Le rêve, il est fini pour la Roja, qui a pu croire qu’elle avait retrouvé sa splendeur d’il y a quatre ans le temps de deux matches et demi durant cet Euro, avant un réveil brutal. Au moment de dresser l’état des lieux et de tirer le premier bilan, Gerard Piqué ne s’est pas défilé. « Il faut être réaliste, on n’est plus au niveau qu’on avait atteint quand on est devenu champion d’Europe (deux fois de suite) et champion du monde (entre les deux Euros). » Après avoir reconnu que « l’Italie (avait été) meilleure », Vicente del Bosque, lui, a surtout cherché à défendre ses choix. Sur son absence de turnover – le même onze a débuté les quatre rencontres -, il ne voit pas davantage une erreur. « Je n’ai pas ressenti de fatigue parmi les joueurs. J’estime même qu’on s’est plutôt bien comporté du point physique. Si je nous ai trouvés trop timorés en première mi-temps, il y avait beaucoup plus d’allant et de prises de risque après la pause. A aucun moment, on n’a pu remarquer un manque d’appétit. Non, on n’a pas pris l’eau, c’est trop fort de prétendre des choses comme ça. » Et « VDB » d’enchaîner sur les éliminatoires de septembre pour la Coupe du monde 2018, « qui arrivent très vite ». Parce qu’il pense toujours être en poste ? « Mon avenir est un sujet dont je discuterai avec mon président. Nous déciderons alors de ce qui convient le mieux pour la sélection. »

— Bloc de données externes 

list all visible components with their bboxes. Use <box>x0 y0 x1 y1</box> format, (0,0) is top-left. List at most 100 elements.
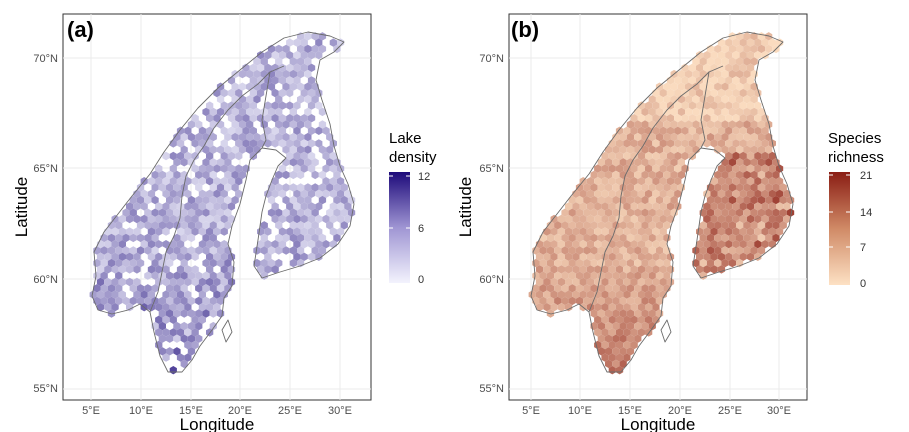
hex-cell <box>282 208 290 217</box>
hex-cell <box>96 277 105 287</box>
hex-cell <box>557 290 565 299</box>
hex-cell <box>202 258 210 268</box>
hex-cell <box>721 145 729 154</box>
hex-cell <box>750 107 758 117</box>
hex-cell <box>307 63 316 72</box>
hex-cell <box>184 177 192 186</box>
hex-cell <box>293 76 301 85</box>
hex-cell <box>293 139 301 148</box>
hex-cell <box>304 57 312 66</box>
hex-cell <box>692 120 700 129</box>
hex-cell <box>202 170 210 180</box>
hex-cell <box>663 284 671 293</box>
hex-cell <box>224 170 232 180</box>
hex-cell <box>754 101 762 110</box>
hex-cell <box>554 246 562 255</box>
hex-cell <box>278 63 287 72</box>
hex-cell <box>652 164 660 173</box>
hex-cell <box>289 132 297 142</box>
hex-cell <box>249 126 257 135</box>
hex-cell <box>96 265 105 274</box>
hex-cell <box>554 221 562 230</box>
hex-cell <box>608 164 616 173</box>
hex-cell <box>670 195 678 205</box>
hex-cell <box>626 321 635 331</box>
hex-cell <box>721 258 729 268</box>
hex-cell <box>136 221 145 230</box>
hex-cell <box>264 139 272 148</box>
hex-cell <box>710 126 718 135</box>
hex-cell <box>329 164 337 173</box>
hex-cell <box>220 277 228 287</box>
hex-cell <box>100 296 108 306</box>
hex-cell <box>242 114 250 123</box>
hex-cell <box>572 290 580 299</box>
hex-cell <box>736 82 744 91</box>
hex-cell <box>227 126 236 135</box>
hex-cell <box>568 284 576 293</box>
hex-cell <box>728 32 736 41</box>
hex-cell <box>133 202 141 211</box>
hex-cell <box>772 233 780 243</box>
hex-cell <box>663 145 671 154</box>
hex-cell <box>275 170 283 180</box>
hex-cell <box>297 82 305 91</box>
hex-cell <box>100 284 108 293</box>
hex-cell <box>612 170 620 180</box>
hex-cell <box>728 221 736 230</box>
hex-cell <box>725 189 733 198</box>
hex-cell <box>158 170 166 180</box>
hex-cell <box>289 208 297 217</box>
hex-cell <box>670 82 678 91</box>
hex-cell <box>725 126 733 135</box>
hex-cell <box>655 95 664 104</box>
hex-cell <box>224 158 232 167</box>
hex-cell <box>326 158 334 167</box>
hex-cell <box>209 145 217 154</box>
hex-cell <box>187 321 196 331</box>
hex-cell <box>275 44 283 54</box>
hex-cell <box>282 145 290 154</box>
hex-cell <box>136 195 145 205</box>
hex-cell <box>674 88 682 98</box>
hex-cell <box>746 88 755 98</box>
hex-cell <box>703 51 711 60</box>
hex-cell <box>714 208 722 217</box>
hex-cell <box>608 265 616 274</box>
hex-cell <box>158 309 166 318</box>
hex-cell <box>641 296 649 306</box>
density-hex-cells <box>89 32 356 375</box>
hex-cell <box>626 120 635 129</box>
hex-cell <box>206 189 214 198</box>
x-tick-label: 10°E <box>568 405 592 417</box>
hex-cell <box>565 202 573 211</box>
hex-cell <box>220 151 228 161</box>
hex-cell <box>278 240 287 249</box>
hex-cell <box>612 334 620 343</box>
hex-cell <box>626 347 635 356</box>
hex-cell <box>714 132 722 142</box>
hex-cell <box>630 214 638 224</box>
hex-cell <box>652 177 660 186</box>
hex-cell <box>623 277 631 287</box>
hex-cell <box>278 227 287 236</box>
hex-cell <box>736 44 744 54</box>
hex-cell <box>318 145 327 154</box>
hex-cell <box>645 265 653 274</box>
hex-cell <box>710 139 718 148</box>
hex-cell <box>340 183 348 192</box>
hex-cell <box>746 38 755 47</box>
hex-cell <box>743 170 751 180</box>
hex-cell <box>601 290 609 299</box>
hex-cell <box>129 246 137 255</box>
hex-cell <box>129 258 137 268</box>
hex-cell <box>652 151 660 161</box>
hex-cell <box>717 252 726 261</box>
hex-cell <box>297 233 305 243</box>
hex-cell <box>293 189 301 198</box>
hex-cell <box>126 214 134 224</box>
hex-cell <box>122 233 130 243</box>
hex-cell <box>601 277 609 287</box>
hex-cell <box>739 114 747 123</box>
hex-cell <box>216 95 225 104</box>
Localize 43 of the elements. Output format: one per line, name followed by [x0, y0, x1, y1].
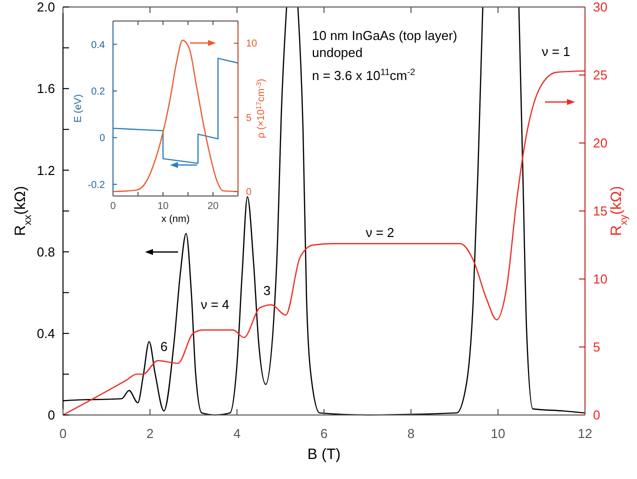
y2-tick-label: 10: [593, 272, 608, 287]
y2-tick-label: 15: [593, 204, 608, 219]
y-tick-label: 0.4: [91, 40, 106, 51]
x-tick-label: 4: [233, 426, 241, 441]
x-tick-label: 20: [207, 201, 219, 212]
x-axis-title: x (nm): [161, 214, 190, 225]
annotation: ν = 2: [366, 225, 394, 240]
y-tick-label: 2.0: [36, 0, 55, 15]
x-tick-label: 6: [320, 426, 328, 441]
annotation: 10 nm InGaAs (top layer): [312, 28, 458, 43]
x-tick-label: 0: [110, 201, 116, 212]
x-tick-label: 8: [407, 426, 415, 441]
y-tick-label: 1.2: [36, 162, 55, 178]
x-axis-title: B (T): [307, 446, 341, 463]
annotation: 6: [160, 339, 168, 354]
annotation: 3: [263, 283, 271, 298]
y2-tick-label: 10: [246, 38, 258, 50]
annotation: undoped: [312, 45, 363, 60]
y-tick-label: 0.2: [91, 86, 106, 98]
x-tick-label: 10: [490, 426, 506, 441]
annotation: n = 3.6 x 10$^{11}$cm$^{-2}$: [312, 67, 416, 83]
y2-tick-label: 5: [246, 112, 252, 124]
y-tick-label: 0: [99, 133, 106, 144]
y-tick-label: 1.6: [36, 81, 55, 96]
y-tick-label: -0.2: [88, 180, 106, 191]
line-series: [112, 58, 239, 164]
x-tick-label: 10: [157, 201, 169, 212]
y-tick-label: 0.8: [36, 244, 55, 260]
y2-tick-label: 30: [593, 0, 608, 15]
y2-tick-label: 20: [593, 136, 608, 151]
y2-tick-label: 5: [593, 340, 600, 355]
y-tick-label: 0.4: [36, 326, 55, 341]
y-axis-title: E (eV): [73, 94, 84, 123]
annotation: ν = 4: [200, 297, 230, 312]
y2-tick-label: 25: [593, 68, 608, 83]
y2-tick-label: 0: [593, 408, 600, 423]
y-tick-label: 0: [48, 408, 55, 423]
line-series: [62, 70, 586, 416]
x-tick-label: 2: [146, 426, 154, 441]
y2-tick-label: 0: [246, 187, 252, 198]
x-tick-label: 12: [578, 426, 592, 441]
x-tick-label: 0: [59, 426, 67, 441]
annotation: ν = 1: [542, 44, 570, 59]
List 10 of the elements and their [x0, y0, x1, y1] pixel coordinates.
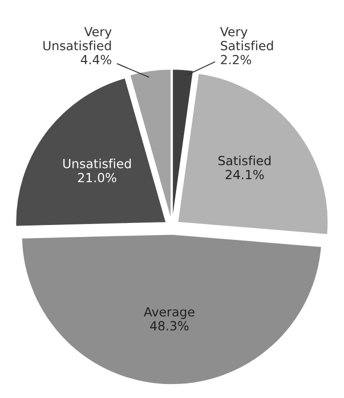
slice-label: Very Satisfied: [220, 27, 273, 50]
slice-label: Satisfied: [218, 156, 270, 166]
slice-label: Average: [144, 307, 194, 319]
slice-label: Unsatisfied: [63, 158, 131, 168]
slice-label: Very Unsatisfied: [43, 27, 112, 50]
data-label: 4.4%: [80, 54, 112, 64]
data-label: 24.1%: [226, 170, 264, 180]
data-label: 48.3%: [150, 321, 189, 331]
data-label: 2.2%: [220, 54, 252, 64]
data-label: 21.0%: [78, 172, 116, 182]
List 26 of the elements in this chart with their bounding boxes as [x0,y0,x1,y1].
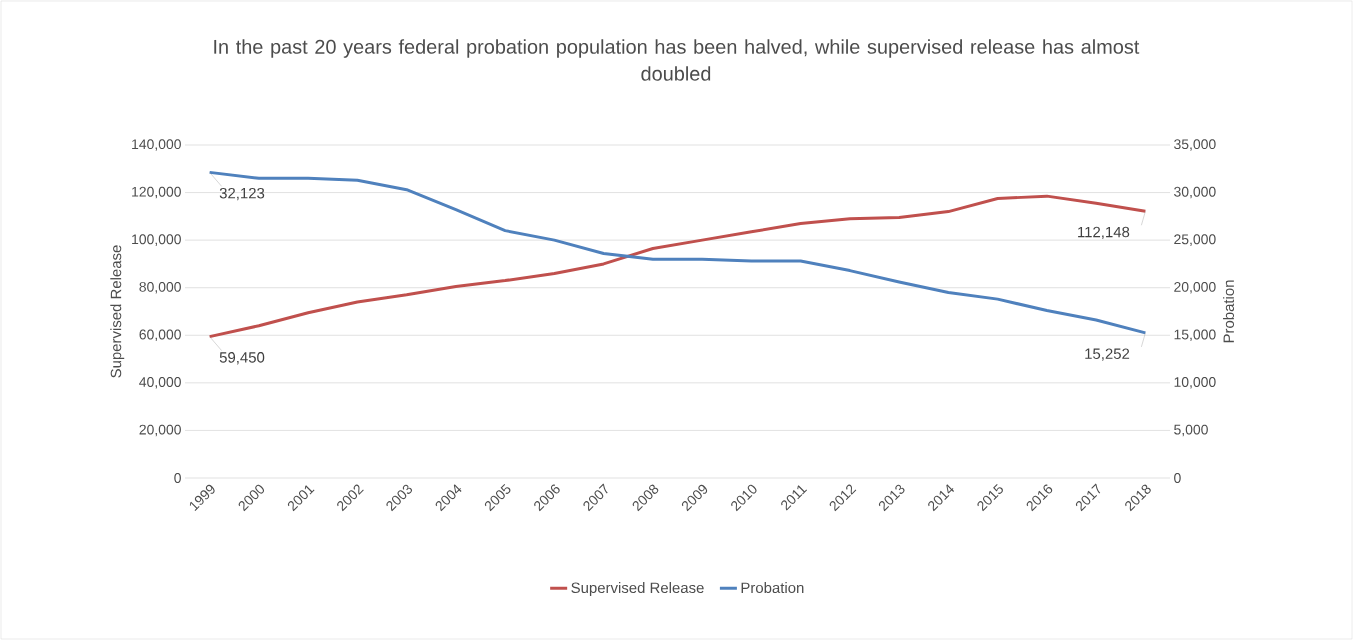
y2-tick-label: 20,000 [1174,281,1216,294]
y-tick-label: 40,000 [139,377,181,389]
y2-tick-label: 30,000 [1174,186,1216,199]
y2-tick-label: 10,000 [1174,377,1216,389]
data-label: 32,123 [219,187,265,201]
data-label: 15,252 [1085,348,1130,361]
y-tick-label: 60,000 [139,329,181,342]
y2-tick-label: 25,000 [1174,234,1216,246]
y-tick-label: 100,000 [132,234,181,246]
y2-tick-label: 35,000 [1174,139,1216,151]
y-tick-label: 120,000 [132,186,181,199]
y-tick-label: 20,000 [139,424,181,437]
line-series [208,170,1147,335]
legend-label: Probation [741,582,804,594]
chart-title: In the past 20 years federal probation population has been halved, while supervised release has almost doubled [214,39,1140,81]
data-label: 59,450 [219,352,265,365]
y-axis-title: Supervised Release [110,245,125,378]
y2-tick-label: 0 [1174,473,1181,483]
legend-label: Supervised Release [571,582,704,597]
y2-tick-label: 15,000 [1174,329,1216,342]
y-tick-label: 80,000 [139,281,181,294]
y-tick-label: 140,000 [132,139,181,151]
y-tick-label: 0 [174,473,181,483]
y2-tick-label: 5,000 [1174,424,1208,437]
y2-axis-title: Probation [1223,280,1234,343]
data-label: 112,148 [1078,226,1130,240]
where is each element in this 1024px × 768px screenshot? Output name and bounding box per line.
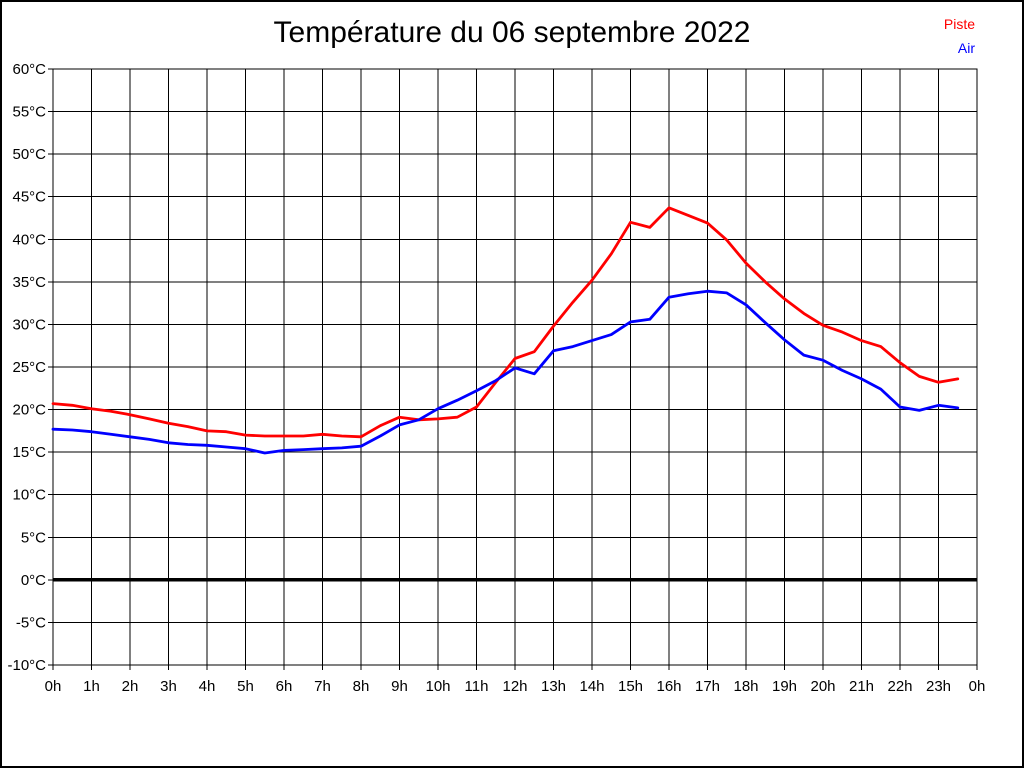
x-tick-label: 15h bbox=[618, 678, 643, 695]
series-piste-line bbox=[51, 206, 960, 439]
x-tick-label: 22h bbox=[887, 678, 912, 695]
series-air-line bbox=[51, 289, 960, 455]
x-tick-label: 0h bbox=[45, 678, 62, 695]
y-tick-label: -5°C bbox=[16, 614, 46, 631]
y-tick-label: 50°C bbox=[12, 146, 46, 163]
y-tick-label: 25°C bbox=[12, 359, 46, 376]
x-tick-label: 11h bbox=[465, 678, 489, 695]
y-tick-label: 20°C bbox=[12, 402, 46, 419]
y-tick-label: 55°C bbox=[12, 104, 46, 121]
y-tick-label: 35°C bbox=[12, 274, 46, 291]
x-tick-label: 7h bbox=[314, 678, 331, 695]
x-tick-label: 1h bbox=[83, 678, 100, 695]
x-tick-label: 21h bbox=[849, 678, 874, 695]
x-tick-label: 19h bbox=[772, 678, 797, 695]
x-tick-label: 18h bbox=[733, 678, 758, 695]
x-tick-label: 16h bbox=[656, 678, 681, 695]
y-tick-label: 30°C bbox=[12, 316, 46, 333]
x-tick-label: 17h bbox=[695, 678, 720, 695]
gridlines bbox=[48, 68, 978, 670]
x-tick-label: 13h bbox=[541, 678, 566, 695]
legend-item-air: Air bbox=[957, 40, 975, 56]
x-tick-label: 2h bbox=[122, 678, 139, 695]
y-tick-label: 60°C bbox=[12, 61, 46, 78]
x-tick-label: 4h bbox=[199, 678, 216, 695]
x-tick-labels: 0h 1h 2h 3h 4h 5h 6h 7h 8h 9h 10h 11h 12h 13h 14h 15h 16… bbox=[45, 678, 986, 695]
y-tick-label: -10°C bbox=[7, 657, 46, 674]
legend-item-piste: Piste bbox=[943, 16, 975, 32]
y-tick-label: 0°C bbox=[21, 572, 46, 589]
x-tick-label: 23h bbox=[926, 678, 951, 695]
x-tick-label: 3h bbox=[160, 678, 177, 695]
y-tick-label: 15°C bbox=[12, 444, 46, 461]
x-tick-label: 14h bbox=[579, 678, 604, 695]
x-tick-label: 12h bbox=[502, 678, 527, 695]
chart-title: Température du 06 septembre 2022 bbox=[273, 16, 751, 49]
x-tick-label: 8h bbox=[353, 678, 370, 695]
y-tick-label: 5°C bbox=[21, 529, 46, 546]
x-tick-label: 5h bbox=[237, 678, 254, 695]
x-tick-label: 0h bbox=[969, 678, 986, 695]
y-tick-label: 10°C bbox=[12, 487, 46, 504]
chart-legend: Piste Air bbox=[944, 12, 975, 60]
x-tick-label: 10h bbox=[425, 678, 450, 695]
plot-frame bbox=[52, 68, 978, 666]
x-tick-label: 9h bbox=[391, 678, 408, 695]
y-tick-label: 45°C bbox=[12, 189, 46, 206]
x-tick-label: 20h bbox=[810, 678, 835, 695]
y-tick-labels: 60°C 55°C 50°C 45°C 40°C 35°C 30°C 25°C 20°C 15°C… bbox=[7, 61, 46, 674]
x-tick-label: 6h bbox=[276, 678, 293, 695]
y-tick-label: 40°C bbox=[12, 231, 46, 248]
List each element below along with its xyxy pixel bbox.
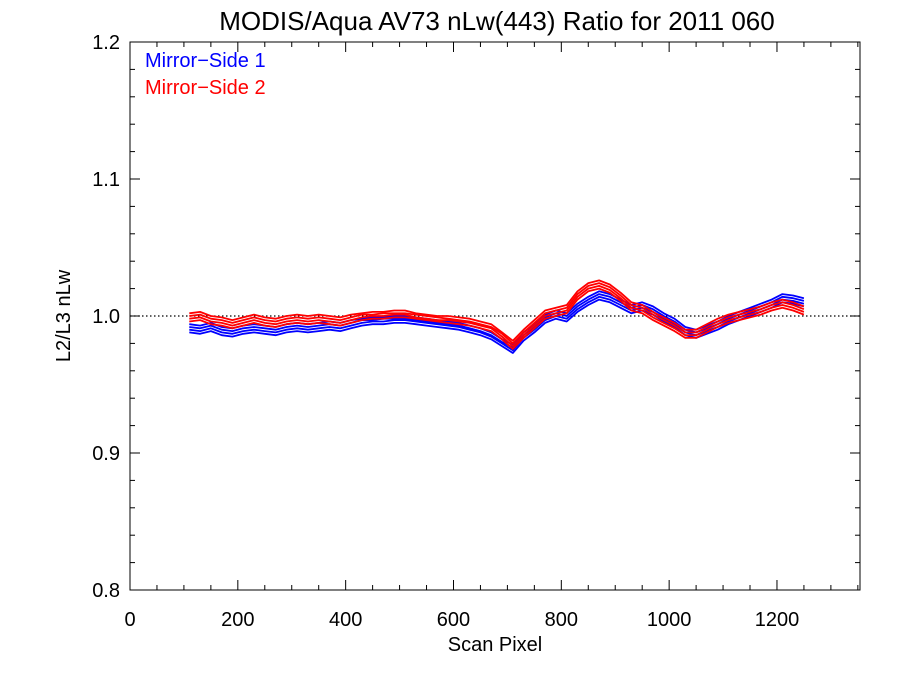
x-axis-label: Scan Pixel	[448, 634, 543, 656]
legend: Mirror−Side 1 Mirror−Side 2	[145, 50, 266, 99]
y-tick-label: 1.2	[92, 32, 120, 54]
x-tick-label: 200	[221, 609, 254, 631]
x-tick-label: 1200	[755, 609, 800, 631]
y-tick-label: 1.1	[92, 169, 120, 191]
series-line-mirror-side-2-5	[189, 284, 805, 348]
x-tick-label: 1000	[647, 609, 692, 631]
series-layer	[189, 279, 805, 354]
x-tick-label: 400	[329, 609, 362, 631]
x-tick-label: 600	[437, 609, 470, 631]
x-tick-label: 800	[545, 609, 578, 631]
x-tick-label: 0	[124, 609, 135, 631]
series-line-mirror-side-2-7	[189, 287, 805, 350]
legend-entry-mirror-side-2: Mirror−Side 2	[145, 77, 266, 99]
series-line-mirror-side-2-6	[189, 282, 805, 345]
y-axis-label: L2/L3 nLw	[53, 269, 75, 362]
y-tick-label: 0.8	[92, 580, 120, 602]
legend-entry-mirror-side-1: Mirror−Side 1	[145, 50, 266, 72]
y-axis-ticks: 0.8 0.9 1.0 1.1 1.2	[92, 32, 860, 602]
x-axis-ticks: 0 200 400 600 800 1000 1200	[124, 42, 859, 631]
y-tick-label: 0.9	[92, 443, 120, 465]
chart-title: MODIS/Aqua AV73 nLw(443) Ratio for 2011 …	[219, 6, 774, 36]
series-line-mirror-side-2-8	[189, 279, 805, 342]
plot-area	[129, 41, 861, 591]
y-tick-label: 1.0	[92, 306, 120, 328]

Un flou pas très artistique qui rappelait furieusement son coaching perdant face à l’Italie, quelques minutes plus tôt. Mais finalement, après une très probable toute petite nuit de sommeil, Del Bosque a décidé de remettre sa démission à la Fédération espagnole. Qui a parlé de « fin de cycle » ?

L’insolite
Si, évidemment, tout le camp italien appréciait, à sa juste valeur, ce succès de prestige, le premier buteur de la soirée, le défenseur Giorgio Chiellini, lui trouvait une saveur toute particulière. « Nous avons enfin mis à un terme à cette série noire, que l’on avait en travers de la gorge. Cette équipe d’Espagne m’a fait beaucoup souffrir durant ma carrière en sélection. J’ai toujours pensé que je méritais une revanche par rapport à eux. Et voilà, avec cette victoire et ce but (ndlr : son septième en 87 capes), je suis exaucé. »

Le chiffre : 100
Le pourcentage de tirs cadrés par Graziano Pellè, l’attaquant de pointe de la Squadra. Trois essais et tous ont trouvé le cadre. Avec, en prime, la dernière de ses tentatives qui a fini au fond des filets. Sans parler de son incroyable travail tout au long de la rencontre. L’Italie peut lui dire « Grazie, Graziano ».